Since we can't use dual GPUs in our tests, we had to resort to testing performance on a single GPU on both the primary and the secondary GPU slots. By comparing the results on the primary x16 PCIe slot, that comes straight from the north bridge to connections to the memory and processor, against the results from the same video card in the secondary x16 PCIe slot, that must get and send all of its data through the south bridge MCP, through the questioned connection to the north bridge and then to memory and/or the processor, we might be able to see the bandwidth limits that ATI indicated to us.
In addition to simply testing primary vs. secondary performance, I also adjusted the north bridge to south bridge settings in the BIOS between runs to get an idea of how performance would differ on a slower, more narrow HT connection. I ran tests with both 16-bit and 8-bit connection widths and in HT multiplier settings of 5x thru 2x. The benchmark I chose was 3DMark06 due to its high repeatability and the ease of running multiple instances; the benchmark was run at 2048x1536 to increase stress on the GPU.

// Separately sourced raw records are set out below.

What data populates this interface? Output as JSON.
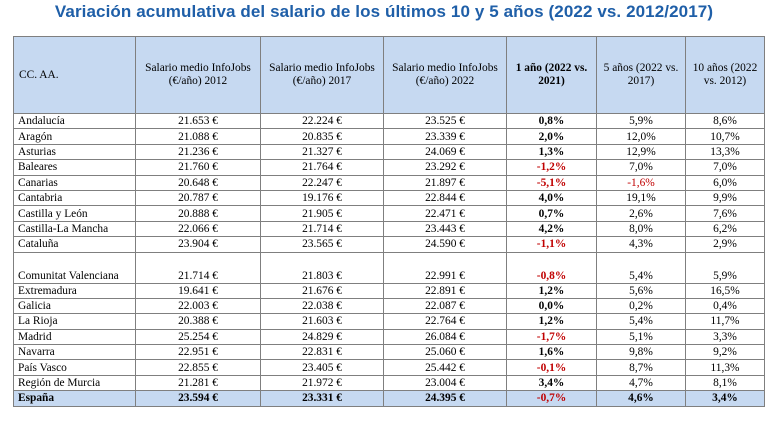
{
  "title": "Variación acumulativa del salario de los últimos 10 y 5 años (2022 vs. 2012/2017)",
  "columns": {
    "region": "CC. AA.",
    "s2012": "Salario medio InfoJobs (€/año) 2012",
    "s2017": "Salario medio InfoJobs (€/año) 2017",
    "s2022": "Salario medio InfoJobs (€/año) 2022",
    "v1": "1 año (2022 vs. 2021)",
    "v5": "5 años (2022 vs. 2017)",
    "v10": "10 años (2022 vs. 2012)"
  },
  "rows": [
    {
      "region": "Andalucía",
      "s2012": "21.653 €",
      "s2017": "22.224 €",
      "s2022": "23.525 €",
      "v1": "0,8%",
      "v5": "5,9%",
      "v10": "8,6%"
    },
    {
      "region": "Aragón",
      "s2012": "21.088 €",
      "s2017": "20.835 €",
      "s2022": "23.339 €",
      "v1": "2,0%",
      "v5": "12,0%",
      "v10": "10,7%"
    },
    {
      "region": "Asturias",
      "s2012": "21.236 €",
      "s2017": "21.327 €",
      "s2022": "24.069 €",
      "v1": "1,3%",
      "v5": "12,9%",
      "v10": "13,3%"
    },
    {
      "region": "Baleares",
      "s2012": "21.760 €",
      "s2017": "21.764 €",
      "s2022": "23.292 €",
      "v1": "-1,2%",
      "v5": "7,0%",
      "v10": "7,0%"
    },
    {
      "region": "Canarias",
      "s2012": "20.648 €",
      "s2017": "22.247 €",
      "s2022": "21.897 €",
      "v1": "-5,1%",
      "v5": "-1,6%",
      "v10": "6,0%"
    },
    {
      "region": "Cantabria",
      "s2012": "20.787 €",
      "s2017": "19.176 €",
      "s2022": "22.844 €",
      "v1": "4,0%",
      "v5": "19,1%",
      "v10": "9,9%"
    },
    {
      "region": "Castilla y León",
      "s2012": "20.888 €",
      "s2017": "21.905 €",
      "s2022": "22.471 €",
      "v1": "0,7%",
      "v5": "2,6%",
      "v10": "7,6%"
    },
    {
      "region": "Castilla-La Mancha",
      "s2012": "22.066 €",
      "s2017": "21.714 €",
      "s2022": "23.443 €",
      "v1": "4,2%",
      "v5": "8,0%",
      "v10": "6,2%"
    },
    {
      "region": "Cataluña",
      "s2012": "23.904 €",
      "s2017": "23.565 €",
      "s2022": "24.590 €",
      "v1": "-1,1%",
      "v5": "4,3%",
      "v10": "2,9%"
    },
    {
      "region": "Comunitat Valenciana",
      "s2012": "21.714 €",
      "s2017": "21.803 €",
      "s2022": "22.991 €",
      "v1": "-0,8%",
      "v5": "5,4%",
      "v10": "5,9%"
    },
    {
      "region": "Extremadura",
      "s2012": "19.641 €",
      "s2017": "21.676 €",
      "s2022": "22.891 €",
      "v1": "1,2%",
      "v5": "5,6%",
      "v10": "16,5%"
    },
    {
      "region": "Galicia",
      "s2012": "22.003 €",
      "s2017": "22.038 €",
      "s2022": "22.087 €",
      "v1": "0,0%",
      "v5": "0,2%",
      "v10": "0,4%"
    },
    {
      "region": "La Rioja",
      "s2012": "20.388 €",
      "s2017": "21.603 €",
      "s2022": "22.764 €",
      "v1": "1,2%",
      "v5": "5,4%",
      "v10": "11,7%"
    },
    {
      "region": "Madrid",
      "s2012": "25.254 €",
      "s2017": "24.829 €",
      "s2022": "26.084 €",
      "v1": "-1,7%",
      "v5": "5,1%",
      "v10": "3,3%"
    },
    {
      "region": "Navarra",
      "s2012": "22.951 €",
      "s2017": "22.831 €",
      "s2022": "25.060 €",
      "v1": "1,6%",
      "v5": "9,8%",
      "v10": "9,2%"
    },
    {
      "region": "País Vasco",
      "s2012": "22.855 €",
      "s2017": "23.405 €",
      "s2022": "25.442 €",
      "v1": "-0,1%",
      "v5": "8,7%",
      "v10": "11,3%"
    },
    {
      "region": "Región de Murcia",
      "s2012": "21.281 €",
      "s2017": "21.972 €",
      "s2022": "23.004 €",
      "v1": "3,4%",
      "v5": "4,7%",
      "v10": "8,1%"
    }
  ],
  "total": {
    "region": "España",
    "s2012": "23.594 €",
    "s2017": "23.331 €",
    "s2022": "24.395 €",
    "v1": "-0,7%",
    "v5": "4,6%",
    "v10": "3,4%"
  },
  "colors": {
    "title": "#1f5fa8",
    "header_bg": "#c6d9f1",
    "negative": "#c00000",
    "border": "#7f7f7f"
  }
}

In addition to just 3DMark06 testing, we also ran an identical set of benchmarks with the same settings but added in quite a bit of stress on the south bridge. In order to try and stress the bandwidth between the north and south bridge chips I wanted to put the peripherals that go through this connection working as well. The on-board NVIDIA Gigabit Ethernet was maxed out using our standard NTTTCP benchmark, our second attached SATA drive was being benchmarked with a full test with HDTach and our external USB/Firewire drive was being slammed with another instance of HDTach. This should effectively max out the feature set on the NVIDIA chipset and also provide a worst-case scenario as no gamer would actually have all of this running while trying to kill some Nazis in Call of Duty 2. :)
I picked up the most popular SLI X16 AMD motherboard, the Asus A8N32-SLI, which turns out to be the same board ATI and NVIDIA used in their testing, and set it up on the test bench with an Athlon X2 4800+ and 2 GB of system memory. Then I took our X1900 XTX reference graphics card and installed it, booted windows, installed the drivers and was ready to go.
Results — Primary vs. Secondary x16 PCIe
As I mentioned before, these tests are comparing the primary x16 PCIe slot to the secondary x16 PCIe slot with a single X1900 XTX GPU installed. Our 3DMark06 setup looks like this:
Our testing first included testing both slots with a full 5x HT multiplier and a 16-bit wide bus with the below BIOS settings for verification.
We then modified the NB to SB frequency and link width in settings of: 4x 16-bit, 5x 8-bit, 4x 8-bit, 3x 8—bit and 2x 8-bit.
That's a lot of graphs to indiciate a single result: the bandwidth between the north and south bridge chips on the nForce4 SLI X16 does not seem to be limiting the performance of the secondary graphics card in any tangible way. The score differences between the best settings (5x HT and 16-bit bus width) differ only by 1.5% with the worst settings (2x HT and 8-bit bus width).